Challenges 04 00116 g001
We see, therefore, that in both applications, titania interacts with electrolyte species—molecules and metal ions, and details of this interaction determine the performance of the electrode, including its lifetime. In solar cell research, electrolyte additives—atomic and molecular—are routinely used to improve performance. Specifically, Li, Na and Mg ions are used to control the energy of the conduction band edge of titania [30,31,32]. In theoretical models that include the effects of these ions, they are usually considered as surface-adsorbates. On the other hand, from battery research, we now know that insertion of large amounts of metal atoms into TiO2 is possible [16,46,47,48]. It has also been reported that anatase TiO2 anodes in DSSC can undergo a phase transition to the B phase [49]. One can surmise that there should be significant insertion of metal ions into the DSSC anodes. There exist experimental reports of irreversible Li insertion in DSSC anodes [50]. Yet, insertion of Li+, Na+, Mg2+ in DSSC anodes has not been systematically studied and is an example of a separation between two research fields that should inform each other.

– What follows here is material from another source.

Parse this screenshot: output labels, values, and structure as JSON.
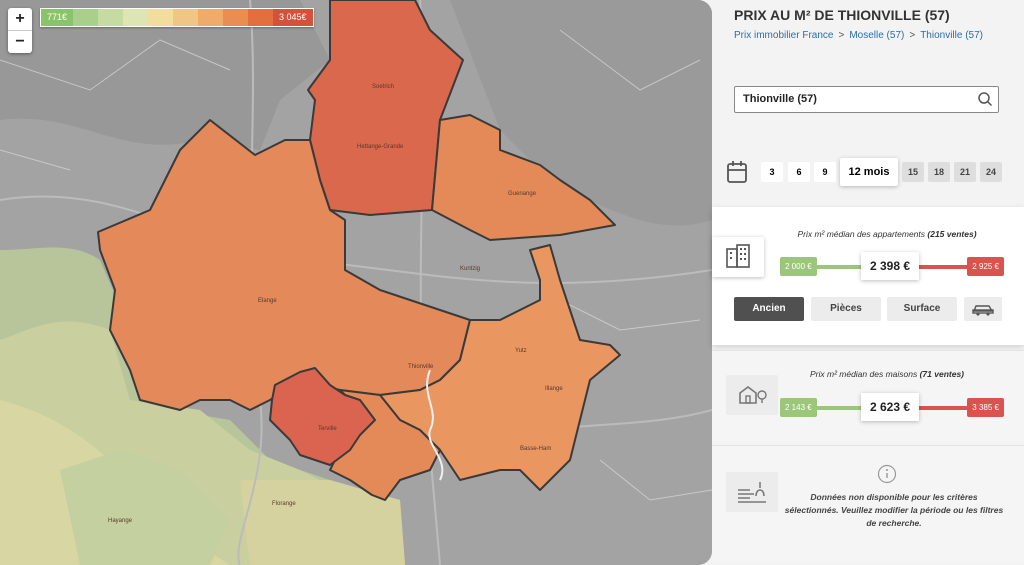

Figure 2. A typical electrochemical (metal ion) battery. During charging, an external potential is applied; metal ions (Li+, Na+, …) migrate from the cathode and intercalate/insert into the anode. During discharge (shown here), the electrode potential (arising from differences in the chemical potential of Li/Na at the anode and the cathode) induces the reverse process with the electrons travelling through the external circuit to produce electrical work. TiO2 particles have emerged as safe high-rate anodes for electrochemical batteries. What are the effects of nanosizing? What is the dynamics of Na vs. Li insertion, and how to optimize it?

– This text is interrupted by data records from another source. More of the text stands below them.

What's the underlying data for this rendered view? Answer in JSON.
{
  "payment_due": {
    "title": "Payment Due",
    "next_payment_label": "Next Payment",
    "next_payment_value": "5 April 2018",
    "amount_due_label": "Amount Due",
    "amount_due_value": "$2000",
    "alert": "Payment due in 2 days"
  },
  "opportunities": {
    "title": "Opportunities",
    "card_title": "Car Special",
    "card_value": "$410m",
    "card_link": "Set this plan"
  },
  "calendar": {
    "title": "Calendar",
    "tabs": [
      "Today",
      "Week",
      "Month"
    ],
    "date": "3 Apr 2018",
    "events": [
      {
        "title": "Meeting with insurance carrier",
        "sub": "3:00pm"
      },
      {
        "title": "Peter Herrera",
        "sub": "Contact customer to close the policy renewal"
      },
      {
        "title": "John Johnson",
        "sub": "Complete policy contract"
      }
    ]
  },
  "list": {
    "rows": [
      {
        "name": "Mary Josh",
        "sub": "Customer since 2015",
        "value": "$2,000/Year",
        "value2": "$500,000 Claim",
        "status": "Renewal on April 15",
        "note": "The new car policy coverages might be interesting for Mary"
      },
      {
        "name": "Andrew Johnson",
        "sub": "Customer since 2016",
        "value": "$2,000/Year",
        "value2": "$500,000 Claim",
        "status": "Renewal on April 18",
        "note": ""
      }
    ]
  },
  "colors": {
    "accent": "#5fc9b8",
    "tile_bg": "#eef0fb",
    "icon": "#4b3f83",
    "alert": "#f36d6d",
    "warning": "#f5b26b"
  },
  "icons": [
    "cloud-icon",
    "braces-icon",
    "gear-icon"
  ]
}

Figure 2. A typical electrochemical (metal ion) battery. During charging, an external potential is applied; metal ions (Li+, Na+, …) migrate from the cathode and intercalate/insert into the anode. During discharge (shown here), the electrode potential (arising from differences in the chemical potential of Li/Na at the anode and the cathode) induces the reverse process with the electrons travelling through the external circuit to produce electrical work. TiO2 particles have emerged as safe high-rate anodes for electrochemical batteries. What are the effects of nanosizing? What is the dynamics of Na vs. Li insertion, and how to optimize it?
Challenges 04 00116 g002
Another evidence of this separation, which we propose to bridge for the benefit of both fields, is in the fact that while DSSC research has paid much attention to the use of co-adsorbate molecules to functionalize TiO2 anodes [28,29,51,52,53], this has not been done for batteries. Co-adsorbed molecules are used to modulate the conduction band edge to enhance electron injection and to prevent recombination (by physically preventing a close approach of the redox species and of the dye oxidation equivalent hole to the oxide surface [27,28,54,55,56,57,58]). They also change adsorption energetics and configuration of the dye [9,54,55,56]. Most theoretical studies of battery anode materials have focused on bulk properties, such as bulk diffusion barriers and rates for metal atoms/ion, voltages and volume expansion [59,60,61,62,63,64]. Interactions of Li with surfaces and nanostructures exposed to vacuum were also considered [65,66,67,68,69]. Interactions with the electrolyte are usually considered in the context of reactions leading to the SEI (solid-electrolyte interface) formation or to an irreversible loss of the active metal (formation of carbonates) [19,20,21,70,71,72,73]. It has, however, been established that surface properties of a battery anode (adsorption energy, insertion barrier) can be more important for storage than its bulk properties [74]. Specifically, the likelihood and the rate of ion insertion are determined, respectively, by the relation between the associated defect formation energy, the metal cohesive energy and the solvation energy and by the insertion barrier through the anode-electrolyte interface. This latter is especially sensitive to other species interacting with the surface [75]. Surface functionalization with molecules could allow for a degree of control over those properties, but remains largely unstudied.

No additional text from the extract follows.